Lago Agrio 5 — an oil pit Texaco said it cleaned! It doesn’t look clean to me



For ten years in a US court, Texaco and then Chevron argued the case should be moved to Ecuador. The US court agreed, after both oil companies praised Ecuador’s courts for their fairness and independence. Promptly, the plaintiffs re-filed the exact, same lawsuit in Lago Agrio in 2003 — again for damages stemming from Texaco’s intentional and purposeful contamination of the Amazon rainforest. When evidence began to incriminate Chevron, the oil company’s views changed, and Chevron wanted out of Ecuador. Through its high-priced public relations and lobbying firms, Chevron began to disseminate inaccurate and misleading information to American politicians and journalists.

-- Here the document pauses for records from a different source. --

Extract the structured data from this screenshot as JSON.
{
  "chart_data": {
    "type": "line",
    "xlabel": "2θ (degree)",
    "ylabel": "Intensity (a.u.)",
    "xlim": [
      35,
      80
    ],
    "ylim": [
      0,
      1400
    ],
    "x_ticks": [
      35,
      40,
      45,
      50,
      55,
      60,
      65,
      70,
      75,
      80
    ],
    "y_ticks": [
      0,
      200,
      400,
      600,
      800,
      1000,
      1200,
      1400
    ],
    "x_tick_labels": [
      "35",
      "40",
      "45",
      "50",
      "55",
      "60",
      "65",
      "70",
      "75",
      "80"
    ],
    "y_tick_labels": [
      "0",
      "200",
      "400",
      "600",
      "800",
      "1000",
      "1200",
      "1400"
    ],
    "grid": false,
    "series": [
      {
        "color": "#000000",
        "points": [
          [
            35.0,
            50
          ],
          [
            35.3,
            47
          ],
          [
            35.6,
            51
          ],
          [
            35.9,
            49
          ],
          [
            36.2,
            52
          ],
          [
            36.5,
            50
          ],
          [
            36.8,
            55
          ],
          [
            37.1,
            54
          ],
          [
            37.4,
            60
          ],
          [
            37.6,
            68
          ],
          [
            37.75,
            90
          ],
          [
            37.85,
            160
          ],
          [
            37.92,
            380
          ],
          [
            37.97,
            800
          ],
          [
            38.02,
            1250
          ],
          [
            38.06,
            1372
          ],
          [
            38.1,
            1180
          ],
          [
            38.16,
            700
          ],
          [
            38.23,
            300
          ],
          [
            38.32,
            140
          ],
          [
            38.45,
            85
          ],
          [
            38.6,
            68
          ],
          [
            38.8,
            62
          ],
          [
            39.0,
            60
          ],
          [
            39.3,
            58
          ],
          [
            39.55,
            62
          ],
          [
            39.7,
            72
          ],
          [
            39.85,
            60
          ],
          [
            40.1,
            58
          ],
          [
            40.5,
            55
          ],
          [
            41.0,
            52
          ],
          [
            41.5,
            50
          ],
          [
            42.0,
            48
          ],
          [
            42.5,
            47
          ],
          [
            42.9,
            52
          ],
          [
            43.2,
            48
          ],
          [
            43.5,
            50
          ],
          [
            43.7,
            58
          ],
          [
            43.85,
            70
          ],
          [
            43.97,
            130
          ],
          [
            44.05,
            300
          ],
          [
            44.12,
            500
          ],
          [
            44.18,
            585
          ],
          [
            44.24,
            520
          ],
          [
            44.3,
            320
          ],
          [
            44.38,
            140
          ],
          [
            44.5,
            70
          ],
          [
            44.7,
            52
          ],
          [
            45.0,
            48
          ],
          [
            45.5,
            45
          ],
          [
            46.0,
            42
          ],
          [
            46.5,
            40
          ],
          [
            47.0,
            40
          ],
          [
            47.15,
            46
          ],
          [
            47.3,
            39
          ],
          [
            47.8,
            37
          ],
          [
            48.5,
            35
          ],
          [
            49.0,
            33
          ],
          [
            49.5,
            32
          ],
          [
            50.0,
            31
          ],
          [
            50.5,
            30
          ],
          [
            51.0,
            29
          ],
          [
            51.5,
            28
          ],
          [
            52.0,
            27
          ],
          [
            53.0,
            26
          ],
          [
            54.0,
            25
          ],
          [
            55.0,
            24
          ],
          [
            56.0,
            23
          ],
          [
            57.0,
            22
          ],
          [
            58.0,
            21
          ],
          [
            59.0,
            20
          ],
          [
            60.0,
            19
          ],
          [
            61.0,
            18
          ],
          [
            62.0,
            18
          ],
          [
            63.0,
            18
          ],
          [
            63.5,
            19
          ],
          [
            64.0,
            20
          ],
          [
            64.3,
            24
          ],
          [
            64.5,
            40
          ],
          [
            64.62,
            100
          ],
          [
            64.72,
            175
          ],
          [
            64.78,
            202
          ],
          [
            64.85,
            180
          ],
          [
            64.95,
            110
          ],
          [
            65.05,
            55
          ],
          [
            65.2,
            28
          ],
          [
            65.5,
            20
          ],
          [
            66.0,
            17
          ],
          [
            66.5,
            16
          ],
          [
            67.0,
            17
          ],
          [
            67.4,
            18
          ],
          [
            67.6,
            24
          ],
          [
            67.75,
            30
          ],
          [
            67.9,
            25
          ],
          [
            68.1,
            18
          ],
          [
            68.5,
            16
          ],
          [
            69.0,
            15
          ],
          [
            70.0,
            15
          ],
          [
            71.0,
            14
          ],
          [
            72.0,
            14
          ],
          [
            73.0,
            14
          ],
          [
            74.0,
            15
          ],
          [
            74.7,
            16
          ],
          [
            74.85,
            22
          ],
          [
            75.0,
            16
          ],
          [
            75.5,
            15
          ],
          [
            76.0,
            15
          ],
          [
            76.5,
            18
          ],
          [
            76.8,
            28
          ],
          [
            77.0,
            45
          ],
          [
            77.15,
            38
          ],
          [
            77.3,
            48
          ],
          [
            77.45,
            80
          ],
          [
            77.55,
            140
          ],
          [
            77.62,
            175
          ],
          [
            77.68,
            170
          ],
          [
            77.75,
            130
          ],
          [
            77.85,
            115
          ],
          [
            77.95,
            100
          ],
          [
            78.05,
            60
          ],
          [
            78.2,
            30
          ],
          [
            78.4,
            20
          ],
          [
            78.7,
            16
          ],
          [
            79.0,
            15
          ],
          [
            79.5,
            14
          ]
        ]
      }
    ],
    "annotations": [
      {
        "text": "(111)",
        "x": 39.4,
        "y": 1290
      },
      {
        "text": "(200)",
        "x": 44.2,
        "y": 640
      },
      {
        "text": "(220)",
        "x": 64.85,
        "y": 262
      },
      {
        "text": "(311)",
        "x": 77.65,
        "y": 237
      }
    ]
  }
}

Most discount Chevron’s spin, which doesn’t stop Chevron from blaming Petroecuador. But this lawsuit is not about Petroecuador’s actions. Nothing in the lawsuit holds Chevron accountable for any action by Petroecuador unrelated to Texaco’s operations. As I understand, Chevron has the legal right to sue Petroecuador, if Chevron is convinced that the state-owned company shares responsibility. I also understand that Chevron tried to pull Petroecuador into the lawsuit through related litigation filed in US courts and has failed each time.